14.2 Chorea Associated with Huntington’s Disease

A randomized, double-blind, placebo-controlled study was conducted to evaluate the efficacy, safety, and tolerability of INGREZZA in patients with chorea associated with Huntington’s disease (NCT04102579). Treatment duration was 12 weeks followed by a 2-week period off drug. INGREZZA was started at 40 mg per day and the dose could be increased every 2 weeks in 20 mg increments up to a maximum dosage of 80 mg per day. The primary efficacy endpoint was the change from baseline to the end of the treatment period (average of Week 10 and Week 12) in the Total Maximal Chorea score of the Unified Huntington’s Disease Rating Scale (UHDRS). The Total Maximal Chorea score is rated from 0 to 4 (with 0 representing no chorea) for 7 different parts of the body, with a total score ranging from 0 to 28.

A total of 128 patients were randomized into the study, and 125 patients were included in the analysis of efficacy. In these patients, the mean age was 54 years (range 25 to 74 years), 46% were male and 96% were White. Greater than 80% of patients were taking the 80 mg daily dosage at the end of the 12-week treatment period.

Table 5 and Figure 6 summarize the effects of INGREZZA on chorea based on the Total Maximal Chorea score.

The mean change in Total Maximal Chorea scores for patients receiving INGREZZA improved by 4.6 units (LS mean) from baseline to the end of the treatment period (average of Week 10 and Week 12), compared to 1.4 units in the placebo group. The treatment effect of -3.2 units was statistically significant (p<0.0001) (Figure 6). At the Week 14 follow-up visit (2 weeks after discontinuation of the study medication), the Total Maximal Chorea scores of patients who had received INGREZZA returned to baseline.

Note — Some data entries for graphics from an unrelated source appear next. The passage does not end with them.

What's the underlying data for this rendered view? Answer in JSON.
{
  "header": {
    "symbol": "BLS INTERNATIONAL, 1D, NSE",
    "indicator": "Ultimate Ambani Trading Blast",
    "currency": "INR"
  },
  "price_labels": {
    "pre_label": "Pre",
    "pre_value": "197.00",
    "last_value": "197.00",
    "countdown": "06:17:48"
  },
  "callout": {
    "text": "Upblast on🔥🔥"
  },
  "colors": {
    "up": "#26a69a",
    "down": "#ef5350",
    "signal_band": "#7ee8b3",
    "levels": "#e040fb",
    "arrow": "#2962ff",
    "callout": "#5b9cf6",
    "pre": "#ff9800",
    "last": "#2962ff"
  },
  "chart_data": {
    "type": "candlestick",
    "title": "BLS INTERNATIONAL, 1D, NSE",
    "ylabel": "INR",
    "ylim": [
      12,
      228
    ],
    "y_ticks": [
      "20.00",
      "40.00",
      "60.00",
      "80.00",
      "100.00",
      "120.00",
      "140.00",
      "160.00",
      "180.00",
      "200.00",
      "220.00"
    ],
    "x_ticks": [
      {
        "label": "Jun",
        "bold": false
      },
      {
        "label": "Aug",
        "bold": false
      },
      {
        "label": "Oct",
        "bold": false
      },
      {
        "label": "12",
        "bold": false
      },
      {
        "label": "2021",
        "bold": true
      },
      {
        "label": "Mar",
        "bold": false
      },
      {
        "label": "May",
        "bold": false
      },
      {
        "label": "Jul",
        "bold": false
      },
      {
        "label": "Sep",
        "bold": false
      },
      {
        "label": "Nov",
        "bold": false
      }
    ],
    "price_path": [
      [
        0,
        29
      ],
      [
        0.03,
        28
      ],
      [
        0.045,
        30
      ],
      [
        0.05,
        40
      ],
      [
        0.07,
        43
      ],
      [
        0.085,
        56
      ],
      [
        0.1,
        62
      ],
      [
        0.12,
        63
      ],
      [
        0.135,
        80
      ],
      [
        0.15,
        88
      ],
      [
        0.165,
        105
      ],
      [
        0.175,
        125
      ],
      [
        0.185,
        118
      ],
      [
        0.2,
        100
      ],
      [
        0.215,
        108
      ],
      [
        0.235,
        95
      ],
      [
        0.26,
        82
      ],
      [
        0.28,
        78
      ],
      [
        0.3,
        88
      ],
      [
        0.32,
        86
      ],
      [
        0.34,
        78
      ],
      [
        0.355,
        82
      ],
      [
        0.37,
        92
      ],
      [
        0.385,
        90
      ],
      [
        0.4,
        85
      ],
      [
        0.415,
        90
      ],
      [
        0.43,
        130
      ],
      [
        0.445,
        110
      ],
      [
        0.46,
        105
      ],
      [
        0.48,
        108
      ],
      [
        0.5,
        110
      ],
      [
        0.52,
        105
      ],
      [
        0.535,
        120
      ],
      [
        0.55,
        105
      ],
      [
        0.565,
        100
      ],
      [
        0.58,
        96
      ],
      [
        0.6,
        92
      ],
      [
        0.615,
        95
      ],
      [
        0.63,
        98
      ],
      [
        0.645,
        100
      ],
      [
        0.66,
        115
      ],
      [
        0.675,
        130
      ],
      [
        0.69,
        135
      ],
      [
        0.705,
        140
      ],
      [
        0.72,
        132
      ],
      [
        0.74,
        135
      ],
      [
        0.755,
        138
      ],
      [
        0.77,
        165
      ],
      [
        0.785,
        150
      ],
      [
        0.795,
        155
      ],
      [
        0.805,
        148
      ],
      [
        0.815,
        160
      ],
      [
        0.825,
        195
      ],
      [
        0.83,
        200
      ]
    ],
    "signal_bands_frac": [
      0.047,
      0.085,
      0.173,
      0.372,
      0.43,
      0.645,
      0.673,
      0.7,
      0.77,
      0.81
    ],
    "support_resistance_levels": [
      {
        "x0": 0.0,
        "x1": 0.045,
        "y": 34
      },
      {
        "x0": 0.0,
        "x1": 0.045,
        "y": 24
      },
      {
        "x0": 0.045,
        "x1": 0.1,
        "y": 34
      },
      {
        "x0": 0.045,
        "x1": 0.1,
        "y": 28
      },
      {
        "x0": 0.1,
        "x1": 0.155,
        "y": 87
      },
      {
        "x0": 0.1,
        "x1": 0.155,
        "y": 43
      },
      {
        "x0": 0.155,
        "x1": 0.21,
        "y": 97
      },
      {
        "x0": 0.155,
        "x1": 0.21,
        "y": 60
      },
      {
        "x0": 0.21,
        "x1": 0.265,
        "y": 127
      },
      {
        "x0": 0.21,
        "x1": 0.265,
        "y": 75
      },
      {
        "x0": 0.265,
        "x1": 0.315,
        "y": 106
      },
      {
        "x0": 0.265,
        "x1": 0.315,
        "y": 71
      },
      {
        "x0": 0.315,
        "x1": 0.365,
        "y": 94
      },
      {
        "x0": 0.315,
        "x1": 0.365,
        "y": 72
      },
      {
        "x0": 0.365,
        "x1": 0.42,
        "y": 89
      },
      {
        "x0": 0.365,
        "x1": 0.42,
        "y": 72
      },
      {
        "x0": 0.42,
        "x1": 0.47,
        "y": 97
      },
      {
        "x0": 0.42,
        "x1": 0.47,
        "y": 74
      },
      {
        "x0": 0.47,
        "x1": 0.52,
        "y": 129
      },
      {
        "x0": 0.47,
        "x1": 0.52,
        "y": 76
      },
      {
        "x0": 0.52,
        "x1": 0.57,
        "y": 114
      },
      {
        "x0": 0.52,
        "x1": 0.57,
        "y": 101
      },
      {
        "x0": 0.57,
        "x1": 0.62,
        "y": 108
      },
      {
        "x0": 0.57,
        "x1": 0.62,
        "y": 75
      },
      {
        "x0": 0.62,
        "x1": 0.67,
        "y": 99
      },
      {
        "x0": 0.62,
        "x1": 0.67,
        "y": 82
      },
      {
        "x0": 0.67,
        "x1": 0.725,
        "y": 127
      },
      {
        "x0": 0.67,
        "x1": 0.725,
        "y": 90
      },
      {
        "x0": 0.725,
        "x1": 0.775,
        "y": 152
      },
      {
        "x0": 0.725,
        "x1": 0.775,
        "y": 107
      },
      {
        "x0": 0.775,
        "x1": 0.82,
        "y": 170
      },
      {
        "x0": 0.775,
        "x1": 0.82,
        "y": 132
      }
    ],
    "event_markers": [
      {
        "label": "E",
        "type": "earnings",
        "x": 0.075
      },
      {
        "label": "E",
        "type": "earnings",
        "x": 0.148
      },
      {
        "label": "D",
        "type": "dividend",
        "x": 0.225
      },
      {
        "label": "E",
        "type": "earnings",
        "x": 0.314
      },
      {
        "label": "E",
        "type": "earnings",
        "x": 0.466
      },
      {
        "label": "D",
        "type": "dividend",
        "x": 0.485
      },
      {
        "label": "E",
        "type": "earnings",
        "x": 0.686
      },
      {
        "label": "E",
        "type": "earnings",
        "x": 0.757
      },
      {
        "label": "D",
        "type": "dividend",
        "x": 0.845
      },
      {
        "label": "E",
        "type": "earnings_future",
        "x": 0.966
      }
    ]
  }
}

a TMC, Total Maximal Chorea is a subscale of the Unified Huntington’s Disease Rating Scale (UHDRS)
b LS Mean=least-squares mean; SD=standard deviation; SEM=standard error of the mean; CI=2-sided 95% confidence interval

Figure 6:       Mean Change in Total Maximal Chorea Score Over Time

LSMD=least-squares mean difference (SEM) [INGREZZA – Placebo]

CI=confidence interval

SEM=standard error of the mean

Figure 7:       Distribution of the Change in Total Maximal Chorea Score (Average of Week 10 and 12)

Figure 7 shows the distribution of values for the change in Total Maximal Chorea Score. Negative values indicate a reduction in chorea and positive values indicate an increase in chorea.

In a clinician-rated global impression of change (CGI-C), clinicians rated 43% of patients treated with INGREZZA as “Much Improved” or “Very Much Improved” at the end of treatment, compared to 13% of patients who received placebo (p<0.001).

A patient-rated global impression of change (PGI-C) assessed how patients rated their overall chorea symptoms. Of the patients treated with INGREZZA, 53% rated their symptoms as “Much Improved” or “Very Much Improved” at the end of treatment, compared to 26% of patients who received placebo (p <0.01).